Бумаги на владение землей разбросаны по полу, я изучаю их в сотый раз. Выписка из кадастра, землемерный план, мое имя, опять мое имя и опять мое имя. Вот из-за этих трех бумажек и погиб Дарио, да и сам я только чудом миновал кладбище Прогресса. За эти дни у меня в голове сформировалась как бы мысленная фотокопия моих земель, но теперь, когда до них рукой подать, я всякий раз содрогаюсь, как подумаю, что настала пора набраться храбрости и взглянуть на них собственными глазами. По сравнению с этим полторы тысячи километров между Римом и Парижем — сущий пустяк. Границы моих земель. Моих земель. Порой мне удается свыкнуться с этой мыслью, как бы внутренне овладеть ими, убедить себя, что в этом обладании есть даже какое-то величие. Хотя на самом деле я испытываю один только страх.

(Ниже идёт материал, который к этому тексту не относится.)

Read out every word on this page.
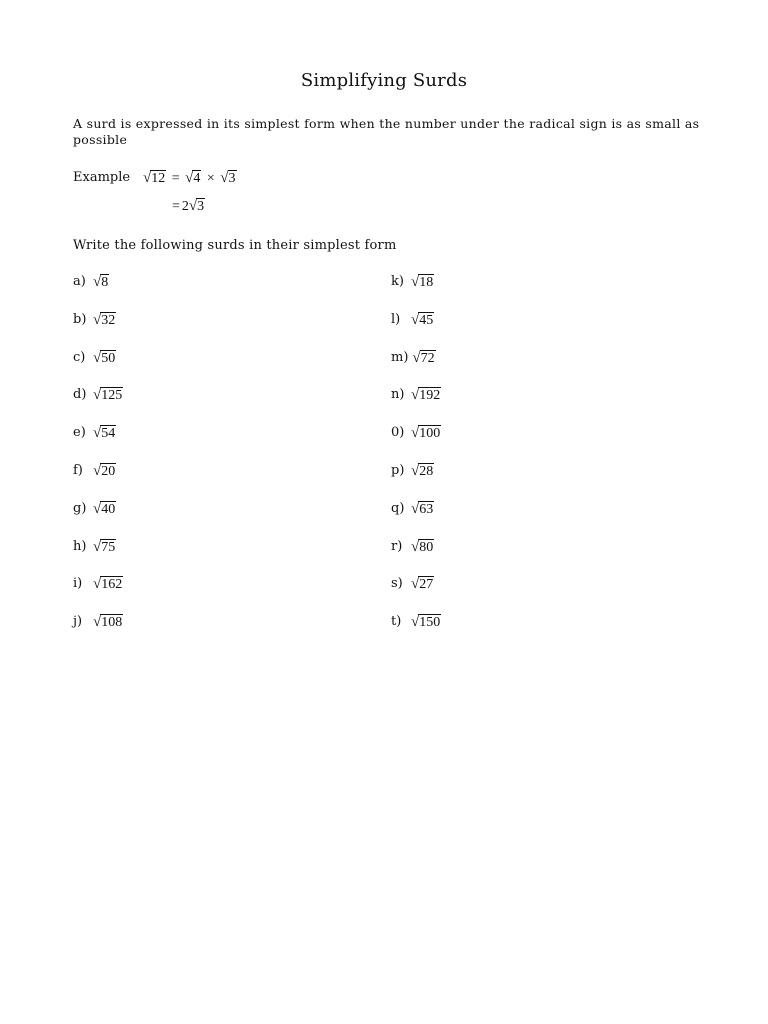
Simplifying Surds
A surd is expressed in its simplest form when the number under the radical sign is as small as possible
Example √ 12 = √ 4 × √ 3
= 2 √ 3
Write the following surds in their simplest form
a) √ 8
b) √ 32
c) √ 50
d) √ 125
e) √ 54
f) √ 20
g) √ 40
h) √ 75
i) √ 162
j) √ 108
k) √ 18
l) √ 45
m) √ 72
n) √ 192
0) √ 100
p) √ 28
q) √ 63
r) √ 80
s) √ 27
t) √ 150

Средиземноморские рефлексы быстро возвращаются ко мне. После короткой сиесты я вновь вышел на улицу. Часов пять вечера, лучшее время суток. Настает тот момент, когда ты осмеливаешься, наконец, высунуть нос наружу, когда тебя охватывает желание смешаться с другими, поболтать в людном месте, сидя где-нибудь на террасе со стаканчиком холодного красного в руке. Ты уже можешь вытерпеть прикосновение к телу собственной рубашки и больше не опасаешься делать разнообразные движения. Ты прогуливаешься. Я выпил кофе на площади, прямо напротив водоема, куда сбилось все молодое поколение городка. Девушки, рассевшиеся на ограждении фонтана, позволяют заигрывать с собой парням на мопедах. Люди едят мороженое. Все это не слишком отличается от того, что я знавал здесь еще мальчишкой. Чувствую себя уже не таким чужаком, как сразу по приезде.

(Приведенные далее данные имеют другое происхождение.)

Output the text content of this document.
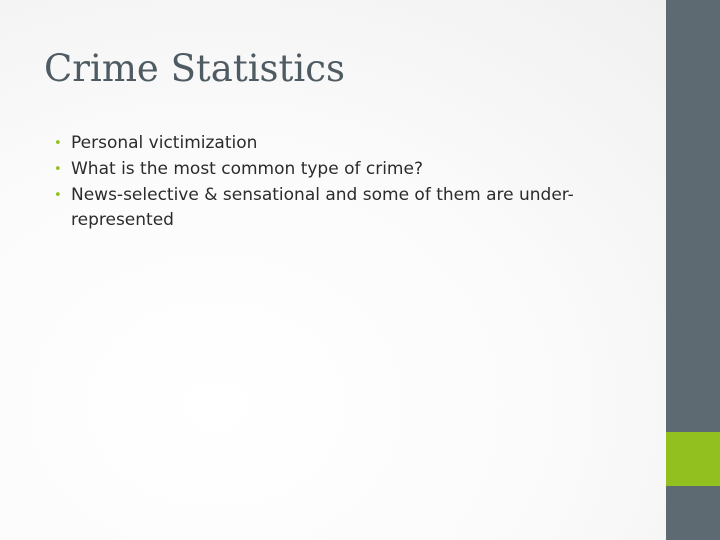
Crime Statistics
• Personal victimization
• What is the most common type of crime?
• News-selective & sensational and some of them are under-represented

Вдруг меня охватывает внезапный порыв, и я принимаюсь шагать по обочине дороги, ведущей в Сант'Анджело. Сам не понимаю, что на меня нашло, но ко мне словно вернулось мужество, словно я почувствовал, что все должно вот-вот разрешиться. По дороге я попытался мысленно перебрать еще раз свои предположения касательно этой земли. Но их было слишком много. Больше сотни, больше тысячи.
Но ведь скрыто же в ней что-то, закопано какое-то сокровище, миллиарды, золото, драгоценности, слитки, лежащие там с войны, Святой Грааль, трупы человек тридцати, пропавших без вести, какое-нибудь неоспоримое доказательство виновности целой кучи людей, что-нибудь такое, что было бы лучше вообще не извлекать на свет Божий. Из-за чего меня самого чуть не подстрелили.
Но если в этой земле действительно сокрыто нечто такое, то почему бы просто-напросто не устроить туда ночную экспедицию с кирками да лопатами — и готово дело. Лишь бы эта штука оказалась не слишком велика, лишь бы можно было откопать ее тайком. А вдруг там действительно имеется что-то, что принадлежит мне по праву. Может, я миллиардер и сам того не знаю. Но на кой черт оно мне сдалось, если будет стоить пули калибра девять миллиметров в башку?